The platform recently opened up beyond its college-student base, but still targets Gen Z and professionals. Most people use it for business, Johnson said, though they’ve seen others use it for dating or to find friends. “Students use Series on more than 750 campuses,” he said. “Activated users on Series retain 82% through Day 30, higher than Facebook’s early benchmark.”
Others in this space include Boardy AI, which also uses AI to promote network admissions.
The new series capital will be used to hire more engineers and expand the product’s capabilities. After she graduates, the company will remain on the East Coast and already works out of an office in Chelsea, New York (they make the two-hour commute from New Haven, Connecticut, where Yale is located, to New York often, Johnson said).

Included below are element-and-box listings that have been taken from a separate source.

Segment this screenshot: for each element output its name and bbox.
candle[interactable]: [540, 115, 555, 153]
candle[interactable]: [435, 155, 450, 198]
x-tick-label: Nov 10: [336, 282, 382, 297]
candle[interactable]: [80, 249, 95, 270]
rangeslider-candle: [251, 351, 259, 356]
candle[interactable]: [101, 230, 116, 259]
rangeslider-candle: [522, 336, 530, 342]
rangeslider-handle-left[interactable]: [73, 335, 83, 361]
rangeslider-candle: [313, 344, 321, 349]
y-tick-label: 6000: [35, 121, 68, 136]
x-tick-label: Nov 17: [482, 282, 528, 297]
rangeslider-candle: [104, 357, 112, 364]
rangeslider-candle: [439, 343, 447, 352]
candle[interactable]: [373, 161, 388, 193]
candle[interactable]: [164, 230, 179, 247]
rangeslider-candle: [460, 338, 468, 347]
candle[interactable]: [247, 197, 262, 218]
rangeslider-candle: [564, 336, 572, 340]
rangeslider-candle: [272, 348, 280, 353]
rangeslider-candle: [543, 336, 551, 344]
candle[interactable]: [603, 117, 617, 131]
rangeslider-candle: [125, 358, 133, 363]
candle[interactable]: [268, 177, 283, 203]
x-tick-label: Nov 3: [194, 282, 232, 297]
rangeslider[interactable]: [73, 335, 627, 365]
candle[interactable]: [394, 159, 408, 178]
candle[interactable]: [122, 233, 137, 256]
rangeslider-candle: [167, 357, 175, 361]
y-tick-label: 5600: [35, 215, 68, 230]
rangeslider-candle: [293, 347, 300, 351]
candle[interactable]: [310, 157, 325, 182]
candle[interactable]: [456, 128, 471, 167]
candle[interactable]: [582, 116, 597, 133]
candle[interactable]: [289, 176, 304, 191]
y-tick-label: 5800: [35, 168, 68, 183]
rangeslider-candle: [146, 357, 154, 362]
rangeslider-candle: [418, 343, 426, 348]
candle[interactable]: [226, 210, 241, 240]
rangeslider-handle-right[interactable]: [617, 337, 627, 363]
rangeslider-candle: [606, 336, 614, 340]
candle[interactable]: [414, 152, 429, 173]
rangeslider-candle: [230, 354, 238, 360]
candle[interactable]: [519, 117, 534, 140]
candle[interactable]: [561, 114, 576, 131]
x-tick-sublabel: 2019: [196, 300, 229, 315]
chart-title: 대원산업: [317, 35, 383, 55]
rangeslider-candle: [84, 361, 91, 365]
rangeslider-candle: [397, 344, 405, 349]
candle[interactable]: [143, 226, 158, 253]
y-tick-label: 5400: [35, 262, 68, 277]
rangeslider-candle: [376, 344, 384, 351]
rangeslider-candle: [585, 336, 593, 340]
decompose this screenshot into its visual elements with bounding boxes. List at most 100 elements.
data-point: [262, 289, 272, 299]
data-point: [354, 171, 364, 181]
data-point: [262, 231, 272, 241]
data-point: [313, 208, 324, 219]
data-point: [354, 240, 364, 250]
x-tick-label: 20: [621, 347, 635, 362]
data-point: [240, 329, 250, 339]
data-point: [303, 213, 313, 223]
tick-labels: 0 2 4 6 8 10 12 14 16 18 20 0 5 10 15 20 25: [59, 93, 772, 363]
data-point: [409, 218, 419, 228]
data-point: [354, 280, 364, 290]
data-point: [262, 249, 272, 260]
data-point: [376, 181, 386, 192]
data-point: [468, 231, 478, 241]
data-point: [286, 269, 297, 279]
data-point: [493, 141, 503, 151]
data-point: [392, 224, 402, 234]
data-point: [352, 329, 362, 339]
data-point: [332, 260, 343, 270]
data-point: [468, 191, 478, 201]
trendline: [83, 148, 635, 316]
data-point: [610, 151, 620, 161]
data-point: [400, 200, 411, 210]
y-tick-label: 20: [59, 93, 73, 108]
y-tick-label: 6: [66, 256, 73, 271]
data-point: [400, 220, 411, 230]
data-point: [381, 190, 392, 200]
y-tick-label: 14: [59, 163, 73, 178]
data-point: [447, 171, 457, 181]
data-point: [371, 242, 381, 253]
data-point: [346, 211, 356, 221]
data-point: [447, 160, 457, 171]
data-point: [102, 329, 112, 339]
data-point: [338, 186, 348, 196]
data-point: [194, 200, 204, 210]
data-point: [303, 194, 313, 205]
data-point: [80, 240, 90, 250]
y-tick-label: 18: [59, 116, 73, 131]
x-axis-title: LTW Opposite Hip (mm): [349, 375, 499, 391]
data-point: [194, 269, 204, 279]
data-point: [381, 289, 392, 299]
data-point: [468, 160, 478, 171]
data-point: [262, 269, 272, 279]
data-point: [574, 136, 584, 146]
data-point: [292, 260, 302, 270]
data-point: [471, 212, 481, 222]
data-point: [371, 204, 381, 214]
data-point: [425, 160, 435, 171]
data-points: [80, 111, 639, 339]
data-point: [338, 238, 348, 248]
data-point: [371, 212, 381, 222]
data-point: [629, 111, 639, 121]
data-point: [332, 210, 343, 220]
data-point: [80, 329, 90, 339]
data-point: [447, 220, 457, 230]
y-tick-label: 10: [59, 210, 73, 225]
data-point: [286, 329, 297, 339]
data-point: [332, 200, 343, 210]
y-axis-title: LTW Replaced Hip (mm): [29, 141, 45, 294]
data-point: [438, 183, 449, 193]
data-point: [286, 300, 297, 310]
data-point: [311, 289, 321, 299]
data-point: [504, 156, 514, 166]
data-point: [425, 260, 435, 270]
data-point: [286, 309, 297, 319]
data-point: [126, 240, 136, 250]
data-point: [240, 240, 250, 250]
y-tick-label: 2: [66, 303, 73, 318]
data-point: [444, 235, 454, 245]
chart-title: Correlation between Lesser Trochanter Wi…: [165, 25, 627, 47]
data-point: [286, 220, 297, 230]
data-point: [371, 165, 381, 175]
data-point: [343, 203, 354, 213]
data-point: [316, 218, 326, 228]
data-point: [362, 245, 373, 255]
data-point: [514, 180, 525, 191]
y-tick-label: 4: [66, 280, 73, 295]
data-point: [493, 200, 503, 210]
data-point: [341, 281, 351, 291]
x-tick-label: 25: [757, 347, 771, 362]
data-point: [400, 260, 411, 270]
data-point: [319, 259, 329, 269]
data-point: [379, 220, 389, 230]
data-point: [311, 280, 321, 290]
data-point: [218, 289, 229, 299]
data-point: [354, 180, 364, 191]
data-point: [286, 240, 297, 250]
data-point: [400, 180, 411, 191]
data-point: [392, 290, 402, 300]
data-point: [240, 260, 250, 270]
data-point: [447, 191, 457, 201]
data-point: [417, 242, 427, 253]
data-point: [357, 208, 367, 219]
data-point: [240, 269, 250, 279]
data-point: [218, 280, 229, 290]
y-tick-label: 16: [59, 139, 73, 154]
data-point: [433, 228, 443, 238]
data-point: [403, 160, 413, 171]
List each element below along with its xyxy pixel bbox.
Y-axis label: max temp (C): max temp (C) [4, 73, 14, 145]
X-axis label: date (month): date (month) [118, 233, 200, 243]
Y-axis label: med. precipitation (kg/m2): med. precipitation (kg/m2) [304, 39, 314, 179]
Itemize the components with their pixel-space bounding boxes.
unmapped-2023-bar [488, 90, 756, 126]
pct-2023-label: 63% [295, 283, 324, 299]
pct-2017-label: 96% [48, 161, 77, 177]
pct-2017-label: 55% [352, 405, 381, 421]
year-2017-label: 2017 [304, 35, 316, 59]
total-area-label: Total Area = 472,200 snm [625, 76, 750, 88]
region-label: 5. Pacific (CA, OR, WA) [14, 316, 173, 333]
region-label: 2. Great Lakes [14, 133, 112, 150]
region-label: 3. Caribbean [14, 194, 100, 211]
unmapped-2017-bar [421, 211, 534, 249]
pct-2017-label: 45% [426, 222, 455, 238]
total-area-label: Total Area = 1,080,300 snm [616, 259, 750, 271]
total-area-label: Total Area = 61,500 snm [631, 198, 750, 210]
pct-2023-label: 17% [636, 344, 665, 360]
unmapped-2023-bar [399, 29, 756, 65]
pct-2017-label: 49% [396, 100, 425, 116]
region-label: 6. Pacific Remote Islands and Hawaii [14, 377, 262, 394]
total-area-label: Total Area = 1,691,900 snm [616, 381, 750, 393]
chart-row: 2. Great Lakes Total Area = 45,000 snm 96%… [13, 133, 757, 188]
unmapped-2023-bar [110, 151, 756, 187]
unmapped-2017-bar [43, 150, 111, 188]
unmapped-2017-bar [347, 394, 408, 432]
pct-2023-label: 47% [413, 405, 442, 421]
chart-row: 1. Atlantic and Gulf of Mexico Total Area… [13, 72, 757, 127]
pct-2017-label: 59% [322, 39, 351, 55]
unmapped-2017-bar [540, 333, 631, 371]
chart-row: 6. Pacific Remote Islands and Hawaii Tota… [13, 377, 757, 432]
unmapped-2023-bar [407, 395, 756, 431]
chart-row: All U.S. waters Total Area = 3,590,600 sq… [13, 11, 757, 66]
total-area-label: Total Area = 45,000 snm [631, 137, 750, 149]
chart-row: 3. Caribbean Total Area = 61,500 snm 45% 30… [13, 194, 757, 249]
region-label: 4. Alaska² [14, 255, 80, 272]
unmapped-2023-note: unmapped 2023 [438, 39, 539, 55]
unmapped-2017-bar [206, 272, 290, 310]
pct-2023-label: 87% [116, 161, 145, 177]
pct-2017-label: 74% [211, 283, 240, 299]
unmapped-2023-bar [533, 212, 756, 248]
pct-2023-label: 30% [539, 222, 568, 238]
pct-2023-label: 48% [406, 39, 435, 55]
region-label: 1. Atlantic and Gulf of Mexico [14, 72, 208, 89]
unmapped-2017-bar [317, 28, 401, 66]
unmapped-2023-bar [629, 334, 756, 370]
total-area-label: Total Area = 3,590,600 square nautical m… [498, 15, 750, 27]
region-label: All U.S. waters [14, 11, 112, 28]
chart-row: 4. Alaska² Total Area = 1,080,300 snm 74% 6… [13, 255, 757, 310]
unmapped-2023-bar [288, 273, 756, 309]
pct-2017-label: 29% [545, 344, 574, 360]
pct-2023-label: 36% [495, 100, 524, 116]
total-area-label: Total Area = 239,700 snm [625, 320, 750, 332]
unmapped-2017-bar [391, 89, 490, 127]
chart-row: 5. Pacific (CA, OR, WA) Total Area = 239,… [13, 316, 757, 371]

“We’ve built an initial network for the Series among the Ivy League and primarily, East Coast schools. We also have a strong belief in Silicon Alley,” Johnson said of the decision to stay east, matching a trend of young consumer founders choosing New York over Silicon Valley.
Notably, he and Hargrow haven’t dropped out of college. Johnson said a good day is one when everything is running smoothly, but a bad day can be one when he has a ton of tests and essays to write while also balancing the running of a team. He didn’t quit, he said, because he felt he had time to both study and run a company. Looks like he was right.
“Your extra time outside of your supposed obligation can be used to spark what you really want to do,” he said. “People are often so afraid to use their extra time.”